说到复古,李白可谓非常自负。唐孟《本事诗·高逸》载:

“白才逸气高,与陈拾遗齐名,先后合德。其论诗云:‘梁陈以来,艳薄斯极。沈休文又尚以声律,将复古道,非我而谁与?’故陈、李二集,律诗殊少。尝言‘兴寄深微,五言不如四言,七言又其靡也,况使束于声调徘优哉。’”①他的《古风》组诗第一首《大雅久不作》更是清晰地表明了自己的文学复古思想,诗云:“大雅久不作,吾衰竟谁陈。《王风》委蔓草,战国多荆榛。龙虎相吱食,兵戈逮狂秦。正声何微茫,哀怨起骚人。扬、马激颓波,开流荡无垠。废兴虽万变,宪章亦已沦。自从建安来,绮丽不足珍。圣代复元古,垂衣贵清真。”
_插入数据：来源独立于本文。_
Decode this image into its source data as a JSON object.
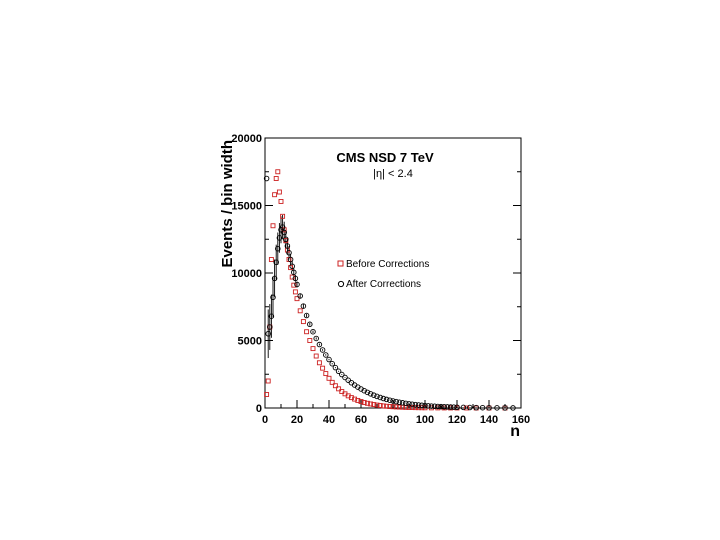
{
  "chart_data": {
    "type": "scatter",
    "title": "CMS NSD 7 TeV",
    "subtitle": "|η| < 2.4",
    "xlabel": "n",
    "ylabel": "Events / bin width",
    "xlim": [
      0,
      160
    ],
    "ylim": [
      0,
      20000
    ],
    "x_ticks": [
      "0",
      "20",
      "40",
      "60",
      "80",
      "100",
      "120",
      "140",
      "160"
    ],
    "y_ticks": [
      "0",
      "5000",
      "10000",
      "15000",
      "20000"
    ],
    "legend_position": "center-right",
    "grid": false,
    "series": [
      {
        "name": "Before Corrections",
        "marker": "open-square",
        "color": "#cc2222",
        "x": [
          1,
          2,
          3,
          4,
          5,
          6,
          7,
          8,
          9,
          10,
          11,
          12,
          13,
          14,
          15,
          16,
          17,
          18,
          19,
          20,
          22,
          24,
          26,
          28,
          30,
          32,
          34,
          36,
          38,
          40,
          42,
          44,
          46,
          48,
          50,
          52,
          54,
          56,
          58,
          60,
          62,
          64,
          66,
          68,
          70,
          72,
          74,
          76,
          78,
          80,
          82,
          84,
          86,
          88,
          90,
          92,
          94,
          96,
          98,
          100,
          104,
          108,
          112,
          116,
          120,
          126,
          132,
          140,
          150
        ],
        "y": [
          1000,
          2000,
          6000,
          11000,
          13500,
          15800,
          17000,
          17500,
          16000,
          15300,
          14200,
          13200,
          12400,
          11700,
          11000,
          10400,
          9700,
          9100,
          8600,
          8100,
          7200,
          6400,
          5650,
          5000,
          4400,
          3850,
          3350,
          2950,
          2550,
          2200,
          1900,
          1650,
          1420,
          1220,
          1050,
          900,
          770,
          660,
          560,
          480,
          410,
          350,
          300,
          255,
          215,
          185,
          155,
          130,
          110,
          95,
          80,
          68,
          58,
          48,
          40,
          34,
          28,
          24,
          20,
          16,
          11,
          8,
          5,
          4,
          3,
          2,
          1,
          1,
          0
        ]
      },
      {
        "name": "After Corrections",
        "marker": "open-circle",
        "color": "#000000",
        "x": [
          1,
          2,
          3,
          4,
          5,
          6,
          7,
          8,
          9,
          10,
          11,
          12,
          13,
          14,
          15,
          16,
          17,
          18,
          19,
          20,
          22,
          24,
          26,
          28,
          30,
          32,
          34,
          36,
          38,
          40,
          42,
          44,
          46,
          48,
          50,
          52,
          54,
          56,
          58,
          60,
          62,
          64,
          66,
          68,
          70,
          72,
          74,
          76,
          78,
          80,
          82,
          84,
          86,
          88,
          90,
          92,
          94,
          96,
          98,
          100,
          102,
          104,
          106,
          108,
          110,
          112,
          114,
          116,
          118,
          120,
          124,
          128,
          132,
          136,
          140,
          145,
          150,
          155
        ],
        "y": [
          17000,
          5500,
          6000,
          6800,
          8200,
          9600,
          10800,
          11800,
          12600,
          13200,
          13400,
          13000,
          12500,
          12000,
          11500,
          11000,
          10500,
          10050,
          9600,
          9150,
          8300,
          7550,
          6850,
          6200,
          5650,
          5150,
          4700,
          4300,
          3930,
          3590,
          3280,
          2990,
          2720,
          2480,
          2260,
          2060,
          1870,
          1700,
          1550,
          1410,
          1280,
          1160,
          1050,
          950,
          860,
          780,
          700,
          635,
          575,
          520,
          470,
          425,
          385,
          345,
          310,
          280,
          250,
          225,
          200,
          180,
          160,
          143,
          128,
          114,
          102,
          90,
          80,
          71,
          63,
          56,
          45,
          36,
          28,
          22,
          17,
          12,
          9,
          6
        ],
        "error": [
          0,
          1800,
          1700,
          1600,
          1500,
          1400,
          1300,
          1200,
          1100,
          1000,
          900,
          800,
          700,
          600,
          500,
          420,
          360,
          300,
          250,
          220,
          180,
          150,
          120,
          100,
          90,
          80,
          70,
          60,
          55,
          50,
          45,
          40,
          36,
          32,
          28,
          25,
          22,
          20,
          18,
          16,
          14,
          12,
          11,
          10,
          9,
          8,
          7,
          6,
          6,
          5,
          5,
          4,
          4,
          3,
          3,
          3,
          2,
          2,
          2,
          2,
          2,
          2,
          1,
          1,
          1,
          1,
          1,
          1,
          1,
          1,
          1,
          1,
          1,
          1,
          1,
          1,
          1,
          1
        ]
      }
    ]
  }
}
然而,和李白的文学复古不同,朱熹更是站在道的立场上来包举诗文,强调“道文一贯”。其《与汪尚书》云:“夫学者之求道,固不于苏氏之文矣,然既取其文,则文之所述有邪有正,有是有非,是亦皆有道焉,固求道者之所不可不讲也。讲去其非以存其是,则道固于此乎在矣,而何不可之有?若曰惟其文之取,而不复议其理之是非,则是道自道、文自文也。道外有物,固不足以为道,且文而无理,又安足以为文乎?盖道无适而不存者也,故即文以讲道,则文与道两得而一以贯之,否则亦将两失之矣。”①又云:“道者,文之根本;文者,道之枝叶。惟其根本乎道,所以发之于文,皆道也。三代圣贤文章,皆从此心写出,文便是道。”于是,朱熹基于复古立场对李白诗歌作出的“所以好”的评论又因其“道文一贯”的学术思想而增添了强烈的道学色彩。